いつかそう問うたことがあった。自分を生み出した人の一人はその問いにこう答えたのだった。
『お前に生まれた意味は必要か? 存在意義がなければ生きられないのか?』
分からない。だって自分の生まれた理由を知りたいと思うのは当たり前でしょう?
ある時誰かが言った。お前は竜を殺すためだけに作られたニセモノだと。
嫌だ!! 僕は誰も殺したくなんてない!! そう言って全てを拒絶した。
だけど運命はそんな僕を許してはくれなかった。……沢山、本当に沢山殺した。自分の手が誰の血か分からない程に赤く、黒く染まるほど。

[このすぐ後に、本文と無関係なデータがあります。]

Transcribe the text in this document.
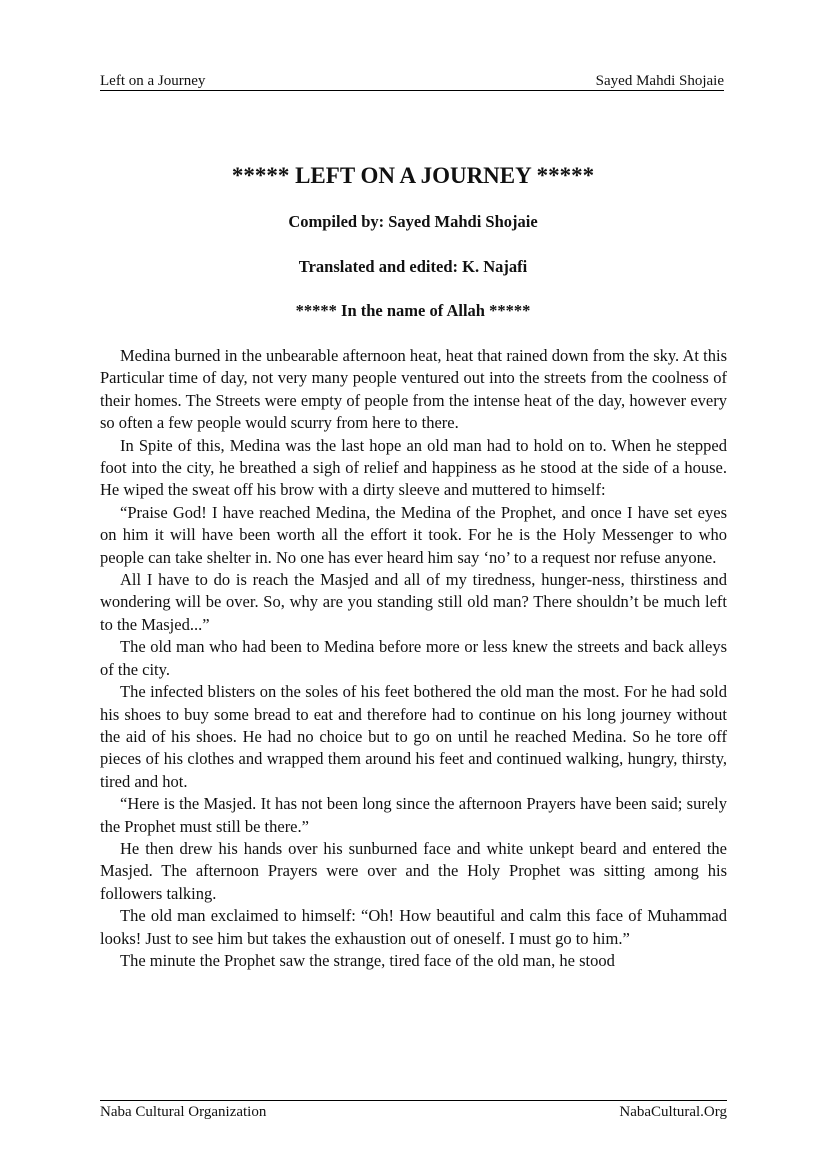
Left on a Journey	Sayed Mahdi Shojaie
***** LEFT ON A JOURNEY *****
Compiled by: Sayed Mahdi Shojaie
Translated and edited: K. Najafi
***** In the name of Allah *****

Medina burned in the unbearable afternoon heat, heat that rained down from the sky. At this Particular time of day, not very many people ventured out into the streets from the coolness of their homes. The Streets were empty of people from the intense heat of the day, however every so often a few people would scurry from here to there.

In Spite of this, Medina was the last hope an old man had to hold on to. When he stepped foot into the city, he breathed a sigh of relief and happiness as he stood at the side of a house. He wiped the sweat off his brow with a dirty sleeve and muttered to himself:

“Praise God! I have reached Medina, the Medina of the Prophet, and once I have set eyes on him it will have been worth all the effort it took. For he is the Holy Messenger to who people can take shelter in. No one has ever heard him say ‘no’ to a request nor refuse anyone.

All I have to do is reach the Masjed and all of my tiredness, hunger-ness, thirstiness and wondering will be over. So, why are you standing still old man? There shouldn’t be much left to the Masjed...”

The old man who had been to Medina before more or less knew the streets and back alleys of the city.

The infected blisters on the soles of his feet bothered the old man the most. For he had sold his shoes to buy some bread to eat and therefore had to continue on his long journey without the aid of his shoes. He had no choice but to go on until he reached Medina. So he tore off pieces of his clothes and wrapped them around his feet and continued walking, hungry, thirsty, tired and hot.

“Here is the Masjed. It has not been long since the afternoon Prayers have been said; surely the Prophet must still be there.”

He then drew his hands over his sunburned face and white unkept beard and entered the Masjed. The afternoon Prayers were over and the Holy Prophet was sitting among his followers talking.

The old man exclaimed to himself: “Oh! How beautiful and calm this face of Muhammad looks! Just to see him but takes the exhaustion out of oneself. I must go to him.”

The minute the Prophet saw the strange, tired face of the old man, he stood

Naba Cultural Organization	NabaCultural.Org
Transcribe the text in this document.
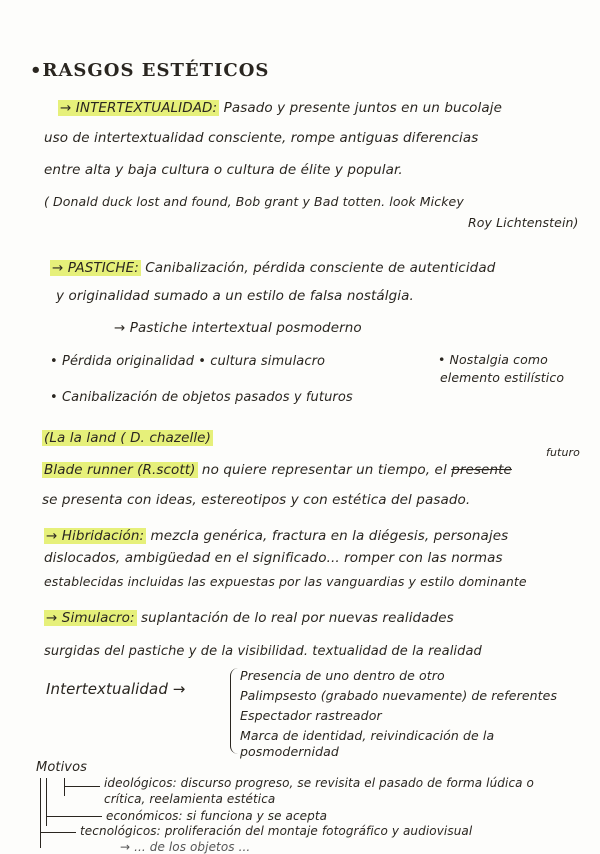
•RASGOS ESTÉTICOS
→ INTERTEXTUALIDAD: Pasado y presente juntos en un bucolaje
uso de intertextualidad consciente, rompe antiguas diferencias
entre alta y baja cultura o cultura de élite y popular.
( Donald duck lost and found, Bob grant y Bad totten. look Mickey
Roy Lichtenstein)
→ PASTICHE: Canibalización, pérdida consciente de autenticidad
y originalidad sumado a un estilo de falsa nostálgia.
→ Pastiche intertextual posmoderno
• Pérdida originalidad • cultura simulacro	• Nostalgia como
elemento estilístico
• Canibalización de objetos pasados y futuros
(La la land ( D. chazelle)
futuro
Blade runner (R.scott) no quiere representar un tiempo, el presente
se presenta con ideas, estereotipos y con estética del pasado.
→ Hibridación: mezcla genérica, fractura en la diégesis, personajes
dislocados, ambigüedad en el significado... romper con las normas
establecidas incluidas las expuestas por las vanguardias y estilo dominante
→ Simulacro: suplantación de lo real por nuevas realidades
surgidas del pastiche y de la visibilidad. textualidad de la realidad
Intertextualidad →
Presencia de uno dentro de otro
Palimpsesto (grabado nuevamente) de referentes
Espectador rastreador
Marca de identidad, reivindicación de la
posmodernidad
Motivos
ideológicos: discurso progreso, se revisita el pasado de forma lúdica o
crítica, reelamienta estética
económicos: si funciona y se acepta
tecnológicos: proliferación del montaje fotográfico y audiovisual
→ ... de los objetos ...
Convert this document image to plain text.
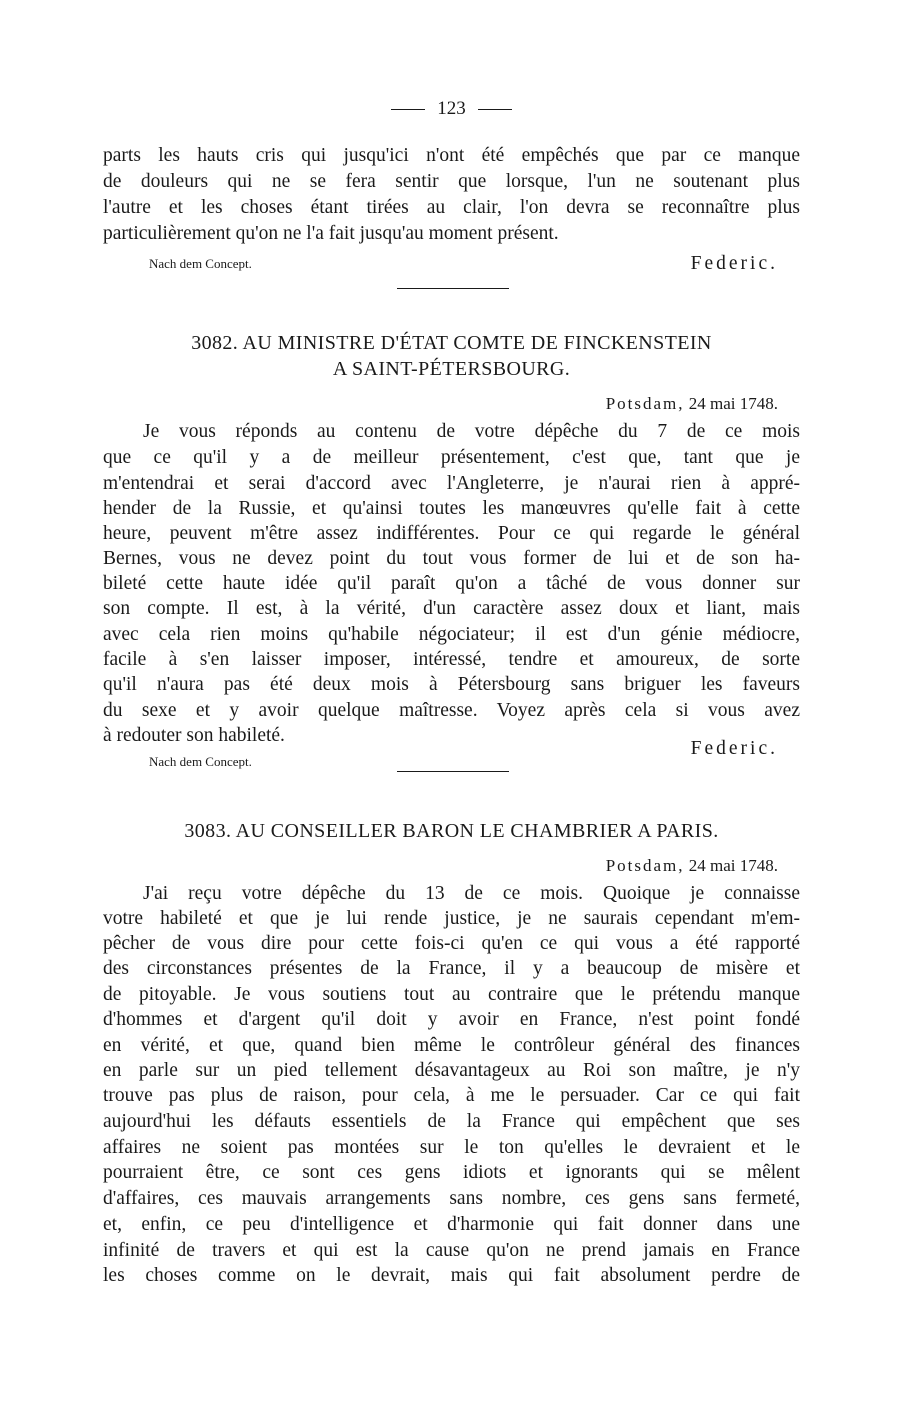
123
parts les hauts cris qui jusqu'ici n'ont été empêchés que par ce manque
de douleurs qui ne se fera sentir que lorsque, l'un ne soutenant plus
l'autre et les choses étant tirées au clair, l'on devra se reconnaître plus
particulièrement qu'on ne l'a fait jusqu'au moment présent.
Nach dem Concept.	Federic.
3082. AU MINISTRE D'ÉTAT COMTE DE FINCKENSTEIN
A SAINT-PÉTERSBOURG.
Potsdam, 24 mai 1748.
Je vous réponds au contenu de votre dépêche du 7 de ce mois
que ce qu'il y a de meilleur présentement, c'est que, tant que je
m'entendrai et serai d'accord avec l'Angleterre, je n'aurai rien à appré-
hender de la Russie, et qu'ainsi toutes les manœuvres qu'elle fait à cette
heure, peuvent m'être assez indifférentes. Pour ce qui regarde le général
Bernes, vous ne devez point du tout vous former de lui et de son ha-
bileté cette haute idée qu'il paraît qu'on a tâché de vous donner sur
son compte. Il est, à la vérité, d'un caractère assez doux et liant, mais
avec cela rien moins qu'habile négociateur; il est d'un génie médiocre,
facile à s'en laisser imposer, intéressé, tendre et amoureux, de sorte
qu'il n'aura pas été deux mois à Pétersbourg sans briguer les faveurs
du sexe et y avoir quelque maîtresse. Voyez après cela si vous avez
à redouter son habileté.
Federic.
Nach dem Concept.
3083. AU CONSEILLER BARON LE CHAMBRIER A PARIS.
Potsdam, 24 mai 1748.
J'ai reçu votre dépêche du 13 de ce mois. Quoique je connaisse
votre habileté et que je lui rende justice, je ne saurais cependant m'em-
pêcher de vous dire pour cette fois-ci qu'en ce qui vous a été rapporté
des circonstances présentes de la France, il y a beaucoup de misère et
de pitoyable. Je vous soutiens tout au contraire que le prétendu manque
d'hommes et d'argent qu'il doit y avoir en France, n'est point fondé
en vérité, et que, quand bien même le contrôleur général des finances
en parle sur un pied tellement désavantageux au Roi son maître, je n'y
trouve pas plus de raison, pour cela, à me le persuader. Car ce qui fait
aujourd'hui les défauts essentiels de la France qui empêchent que ses
affaires ne soient pas montées sur le ton qu'elles le devraient et le
pourraient être, ce sont ces gens idiots et ignorants qui se mêlent
d'affaires, ces mauvais arrangements sans nombre, ces gens sans fermeté,
et, enfin, ce peu d'intelligence et d'harmonie qui fait donner dans une
infinité de travers et qui est la cause qu'on ne prend jamais en France
les choses comme on le devrait, mais qui fait absolument perdre de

もう殺したくないのに!! お願いだから誰か僕を|助けて(ころして)……。殺して!!
『どうした?』
「また声が……聞こえた」
遺跡で聞いた時よりはっきりとルカの元に届いた。声と共に伝わって来る悲痛な叫び、さらけ出された嘆き。
(何故、どうして泣いているの? 何がそんなに哀しいの?)
まるで一人置き去りにされた子供のように声の主は泣いていた。君はどこにいるの……。そう強く想った時だった。
『僕は……ここにいるよ』
それまで一方的だった声が初めてルカに応えた。
だがそれも一瞬の事で直ぐ声は聞こえなくなる。しかしルカには十分だった。昔誰かが言っていた。ドラグナー、声を聞く者。その力は一種の精神感応ではないかと。
「アル、イクセ、俺について来て!!」
ルカは叫ぶと、何かに導かれるようにして走り出した。目指す場所が明確にあるのかその足取りには一切の迷いもない。
ルカが誰の声を聞いているのか、イクセもアルも分からなかった。
だがルカが言うのなら真実に違いないのだろう。だから意外にお人よしな青年と少年にだけは甘い竜は頷き合い、共にルカの後を追った。